This course is useful for the Part II courses Advanced Graphics and Digital Signal Processing.
Aims
This course has two aims: firstly to provide an introduction to
(IEEE) floating-point data representation and arithmetic; and secondly
to show, mainly by fun examples backed up by simple analysis, how naïve
implementations of obvious mathematics can go badly wrong.
Lectures
IEEE Floating-point representation and arithmetic (32 and 64 bits).
Overflow, underflow, progressive loss of significance.
Rounding modes.
How floating-point computations diverge from real-number calculations.
Absolute Error, Relative Error, Machine epsilon.
Solving a quadratic.
Iteration and when to stop.
Why summing a Taylor series is problematic (loss of all precision,
range reduction, non-examinable hint at economisation).
Ill-conditioned or chaotic problems. Testing. Packages.

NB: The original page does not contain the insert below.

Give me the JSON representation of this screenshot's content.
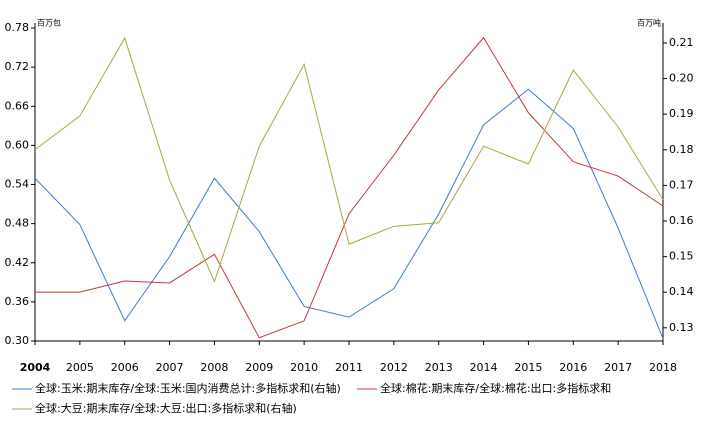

Non-examinable: exact real arithmetic.
Objectives
At the end of the course students should
be able to convert simple decimal numbers to and from IEEE
floating-point format, and to perform simple arithmetic
be able to identify problems with floating-point implementations of
simple mathematical problems
know when a problem is likely to yield incorrect solutions no
matter how it is processed numerically
know to use a professional package whenever possible